PLOUGH MONDAY.
This was the name of a rustic festival, held the first Monday after Twelfth Day, formerly of great account in England, bearing in its first aspect, like St. Distaff’s Day, reference to the resumption of labour after the Christmas holidays. In Catholic times, the ploughmen kept lights burning before certain images in churches to obtain a blessing on their work; and they were accustomed on this day to go about in procession, gathering money for the support of these plough lights, as they were called. The Reformation put out the lights, but it could not extinguish the festival. The peasantry contrived to go about in procession, collecting money, though only to be spent in conviviality in the public-house. It was at no remote date a very gay and rather pleasant-looking affair. A plough was dressed up with ribbons and other decorations—the Fool plough. Thirty or forty stalwart swains, with their shirts over their jackets, and their shoulders and hats flaming with ribbons, dragged it along from house to house, preceded by one in the dress of an old woman, but much bedizened, bearing the name of Bessy. There was also a fool, in fantastic attire. In some parts of the country morris-dancers attended the procession; occasionally, too, some reproduction of the ancient Scandinavian sword-dance added to the means of persuading money out of the pockets of the lieges.—Book of Days, vol. i. p. 94.
In Tusser’s Five Hundred Points of Husbandry, under the account of the Ploughman’s Feast Days, are the following lines:
“Plough Munday, next after that twelf-tide is past,
Bids out with the plough: the worst husband is last.
If plowman get hatchet or whip to the skrene,
Maids loseth their cocke, if no water be seen.”
Which are thus explained in Tusser Redivivus (1744, p. 79): “After Christmas (which formerly, during the twelve days, was a time of very little work), every gentleman feasted the farmers, and every farmer their servants and task-men. Plough Monday puts them in mind of their business. In the morning, the men and the maid-servants strive who shall show their diligence in rising earliest. If the ploughman can get his whip, his ploughstaff, hatchet, or anything that he wants in the field, by the fireside, before the maid hath got her kettle on, then the maid loseth her shrove-tide cock, and it wholly belongs to the men. Thus did our forefathers strive to allure youth to their duty, and provided them with innocent mirth as well as labour. On this Plough Monday they have a good supper and some strong drink.” See also Every Day Book, 1826, vol. i. p. 71.

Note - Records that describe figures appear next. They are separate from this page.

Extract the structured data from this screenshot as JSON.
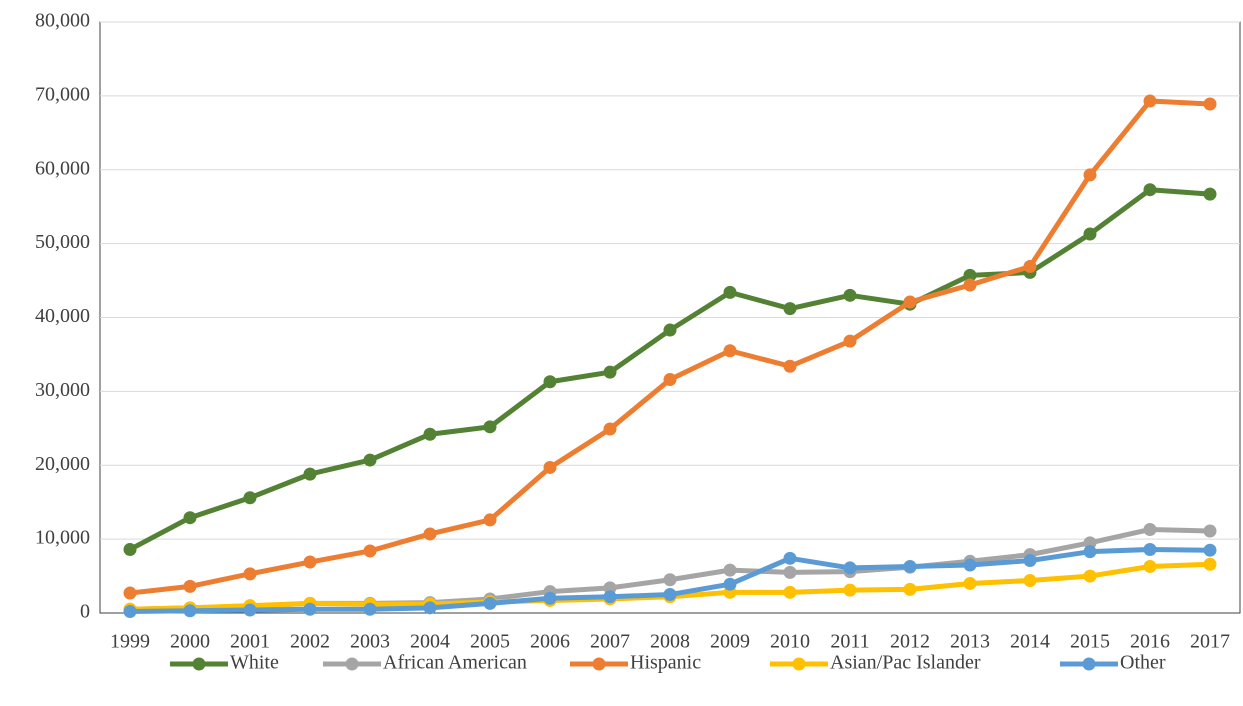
{
  "chart_data": {
    "type": "line",
    "categories": [
      "1999",
      "2000",
      "2001",
      "2002",
      "2003",
      "2004",
      "2005",
      "2006",
      "2007",
      "2008",
      "2009",
      "2010",
      "2011",
      "2012",
      "2013",
      "2014",
      "2015",
      "2016",
      "2017"
    ],
    "series": [
      {
        "name": "White",
        "color": "#548235",
        "values": [
          8600,
          12900,
          15600,
          18800,
          20700,
          24200,
          25200,
          31300,
          32600,
          38300,
          43400,
          41200,
          43000,
          41800,
          45700,
          46100,
          51300,
          57300,
          56700
        ]
      },
      {
        "name": "African American",
        "color": "#a5a5a5",
        "values": [
          500,
          700,
          900,
          1300,
          1300,
          1400,
          1900,
          2900,
          3400,
          4500,
          5800,
          5500,
          5600,
          6200,
          7000,
          7900,
          9500,
          11300,
          11100
        ]
      },
      {
        "name": "Hispanic",
        "color": "#ed7d31",
        "values": [
          2700,
          3600,
          5300,
          6900,
          8400,
          10700,
          12600,
          19700,
          24900,
          31600,
          35500,
          33400,
          36800,
          42100,
          44400,
          46900,
          59300,
          69300,
          68900
        ]
      },
      {
        "name": "Asian/Pac Islander",
        "color": "#ffc000",
        "values": [
          500,
          700,
          1000,
          1300,
          1200,
          1200,
          1500,
          1700,
          1900,
          2200,
          2800,
          2800,
          3100,
          3200,
          4000,
          4400,
          5000,
          6300,
          6600
        ]
      },
      {
        "name": "Other",
        "color": "#5b9bd5",
        "values": [
          200,
          300,
          400,
          500,
          500,
          700,
          1300,
          2000,
          2200,
          2500,
          3900,
          7400,
          6100,
          6300,
          6500,
          7100,
          8300,
          8600,
          8500
        ]
      }
    ],
    "ylim": [
      0,
      80000
    ],
    "yticks": [
      0,
      {
        "value": 10000,
        "label": "10,000"
      },
      {
        "value": 20000,
        "label": "20,000"
      },
      {
        "value": 30000,
        "label": "30,000"
      },
      {
        "value": 40000,
        "label": "40,000"
      },
      {
        "value": 50000,
        "label": "50,000"
      },
      {
        "value": 60000,
        "label": "60,000"
      },
      {
        "value": 70000,
        "label": "70,000"
      },
      {
        "value": 80000,
        "label": "80,000"
      }
    ],
    "grid": true,
    "legend": "bottom"
  }
}
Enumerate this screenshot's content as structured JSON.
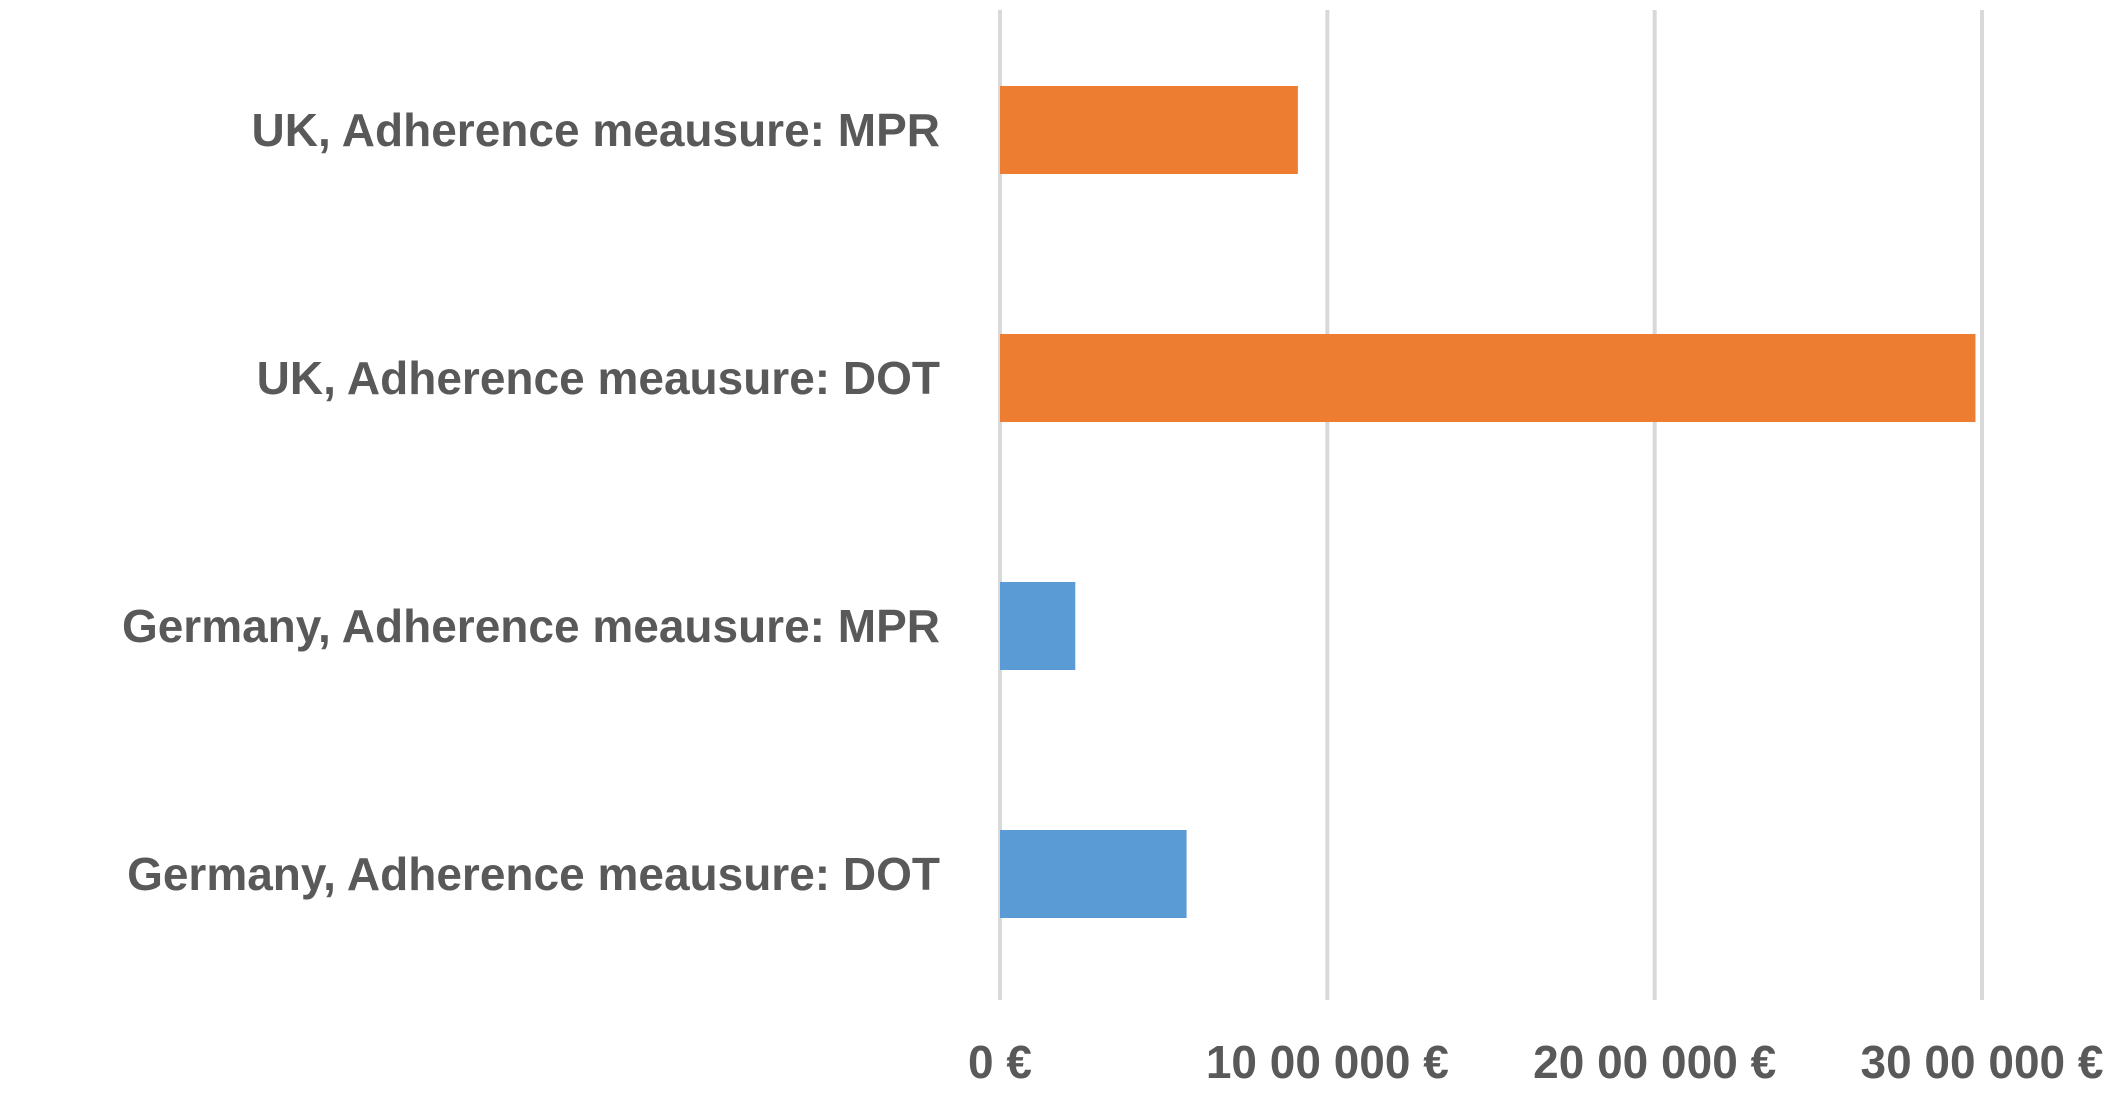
{
  "chart_data": {
    "type": "bar",
    "orientation": "horizontal",
    "categories": [
      "UK, Adherence meausure: MPR",
      "UK, Adherence meausure: DOT",
      "Germany, Adherence meausure: MPR",
      "Germany, Adherence meausure: DOT"
    ],
    "values": [
      910000,
      2980000,
      230000,
      570000
    ],
    "bar_colors": [
      "#ed7d31",
      "#ed7d31",
      "#5b9bd5",
      "#5b9bd5"
    ],
    "xlim": [
      0,
      3000000
    ],
    "xticks": [
      0,
      1000000,
      2000000,
      3000000
    ],
    "xtick_labels": [
      "0 €",
      "10 00 000 €",
      "20 00 000 €",
      "30 00 000 €"
    ],
    "title": "",
    "xlabel": "",
    "ylabel": "",
    "grid": "vertical",
    "legend": "none"
  },
  "colors": {
    "gridline": "#d9d9d9",
    "label_text": "#595959"
  }
}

In the British Apollo (fol. 1710, ii. 92), to an inquiry why the first Monday after Twelfth Day is called Plough Monday, answer is given: “Plough Monday is a country phrase, and only used by peasants, because they generally used to meet together at some neighbourhood over a cup of ale, and feast themselves, as well as wish themselves a plentiful harvest from the great corn sown (as they call wheat and rye), as also to wish a God-speed to the plough as soon as they begin to break the ground, to sow barley, and other corn, which they at that time make a holiday to themselves as a finishing stroke after Christmas, which is their master’s holiday time, as ’prentices in many places make it the same, appropriated by consent to revel among themselves.”
Formerly the following custom prevailed in the northern counties of England on Plough Monday. If a ploughman came to the kitchen-hatch, and could cry, “Cock in the pot,” before the maid could cry “Cock on the dunghill,” he was entitled to a cock for Shrove Tuesday.—N. & Q. 2nd S. vol. i. p. 386.
Cambridgeshire.
Plough Monday is observed at Cambridge by parties going about the town variously dressed in ribbons, etc.; some with a female among them, some with a man in women’s clothes, some with a plough: they dance and collect money which is afterwards spent in a feast.—Time’s Telescope, 1816, p. 3.